Concentrated in Dominant Niche Players
Alger Small Cap Focus Fund
Amy Y. Zhang
Author: Ticker Magazine
Last Update: Apr 18, 8:39 AM ET
|Smaller companies with innovative profiles and leading positions in niche markets have the potential to maximize their profitable growth and eventually become successful large companies. Amy Zhang, portfolio manager of the Alger Small Cap Focus Fund, uses revenue as a threshold to identify companies displaying such promising characteristics early in their corporate lifecycle.
“We look for companies that are on the cutting edge of innovation, who can transform an industry. Maybe they have a disruptive technology, they can improve efficiency and productivity, or turn data into actionable information. We want to see leaders that really want to build an exceptional company over the long term.”
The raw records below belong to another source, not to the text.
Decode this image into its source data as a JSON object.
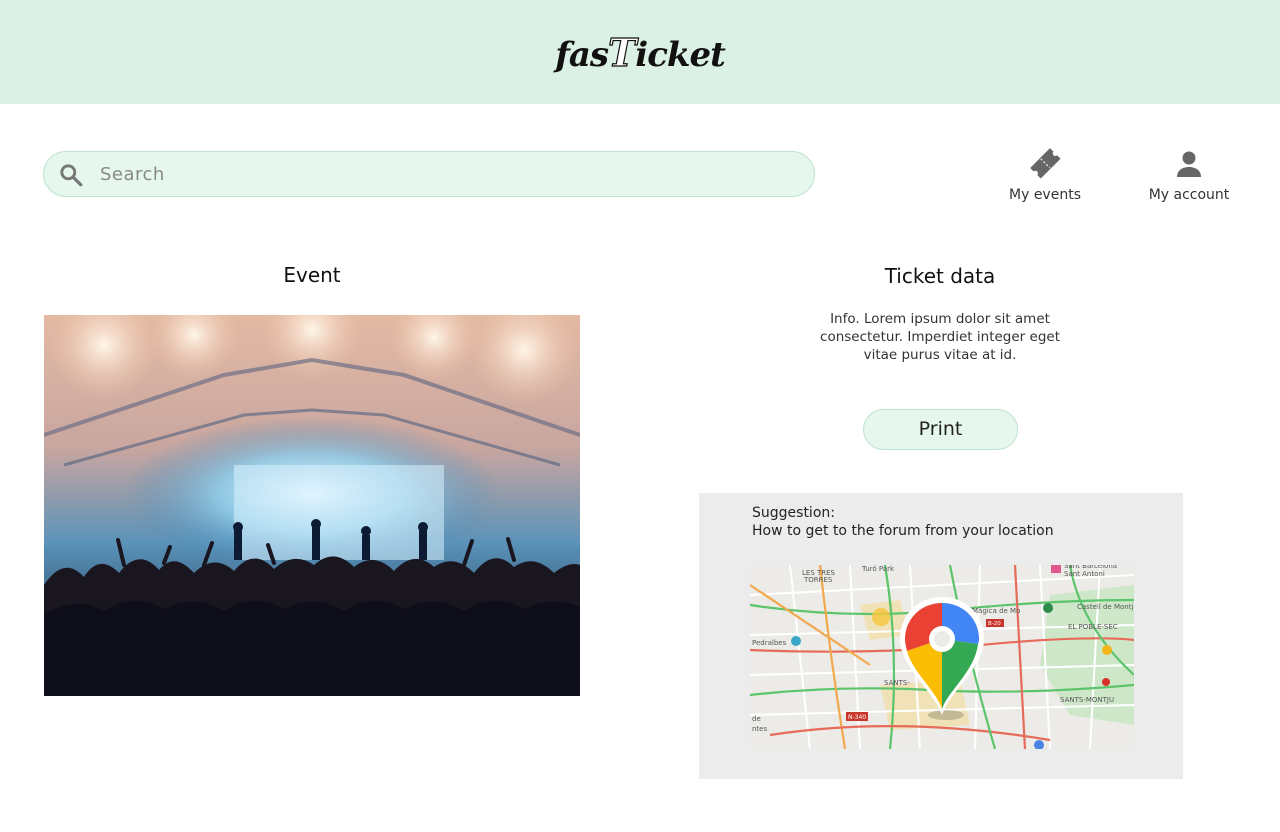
{
  "header": {
    "logo_prefix": "fas",
    "logo_t": "T",
    "logo_suffix": "icket"
  },
  "search": {
    "placeholder": "Search",
    "value": ""
  },
  "nav": {
    "my_events": "My events",
    "my_account": "My account"
  },
  "event": {
    "title": "Event"
  },
  "ticket": {
    "title": "Ticket data",
    "info_lines": [
      "Info. Lorem ipsum dolor sit amet",
      "consectetur. Imperdiet integer eget",
      "vitae purus vitae at id."
    ],
    "print_label": "Print"
  },
  "suggestion": {
    "heading": "Suggestion:",
    "text": "How to get to the forum from your location",
    "map_labels": [
      "LES TRES",
      "TORRES",
      "Turó Park",
      "Sant Barcelona",
      "Sant Antoni",
      "Màgica de Mo",
      "Castell de Montj",
      "EL POBLE-SEC",
      "Pedralbes",
      "SANTS-",
      "SANTS-MONTJU",
      "de",
      "ntes",
      "N-340",
      "B-20"
    ]
  },
  "colors": {
    "header_bg": "#dcf1e6",
    "accent_bg": "#e6f7ee",
    "accent_border": "#bfe3cf",
    "panel_bg": "#ececec"
  }
}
I absolutely care what we pay for our stock, which is why the bear price is so important. But we invest in growth companies. Price-to-earnings ratio, the popular measure of stock is not a good measure for most of our companies because a lot of companies are just getting to the inflection point for earnings. For small companies, we believe the most misused measure is PE, because earnings are not normalized yet.
Q: How do you manage portfolio risk?
We don’t invest in unicorns, hyper-growth companies. The most important factor for us is sustainable growth. We always use volatility to buy on weakness, especially when there is a big disconnect between fundamentals and stock prices.
I would say none of our top ten holdings are hyper-growth companies. It’s about high quality growth. We do invest in some emerging growth companies, but they tend to be smaller positions. They’re growing a lot, but they’re not that profitable yet. This is why the buy point is very important for our risk control. If you understand the solid bear case, that can serve us very well.
For example, Cvent Inc. (CVT), a leading cloud-based enterprise event management platform that seeks to simplify the management of event functions such as registration, e-mail marketing, and web surveys. You could have called it an emerging growth company when we initially bought it in 2015. It became one of our top contributors that year. They were clearly a dominant player, as the crux of its competitive advantage is the proprietary Cvent Supplier database built over the years to provide detailed, up-to-date accurate information of all hotels in a given vicinity; and we believed the network effects associated with the proprietary database would continue to result in accelerating revenue and profitability as the company continues to gain scale, and customers continue to sign up for additional functionality on both the event and hospitality side. The company had no debt and strong cash flow generating capability.
The stock declined significantly in February 2016, due to broad multiple compression across the SaaS software space and the company’s decision to make 2016 a year of increasing investment spend, pressuring earnings in the near term. However, given the improvement across business fundamentals, we viewed this as a transient headwind and believe the company will continue to improve its competitive position over the long-term. We view the event planning space as a fairly underpenetrated opportunity; with an estimated addressable market opportunity of $5 billion, Cvent only has 4% market share with revenue of just under $200mm, despite being the market leader in the space. We added on weakness during that period.
In April 2017, the company was acquired at 69% premium at $36 by Vista Equity Partners.
Was Cvent an emerging growth company? It was. Therefore, understanding the intrinsic value of the business was extremely important. Because we had a solid bear case, at the end, it delivered attractive results.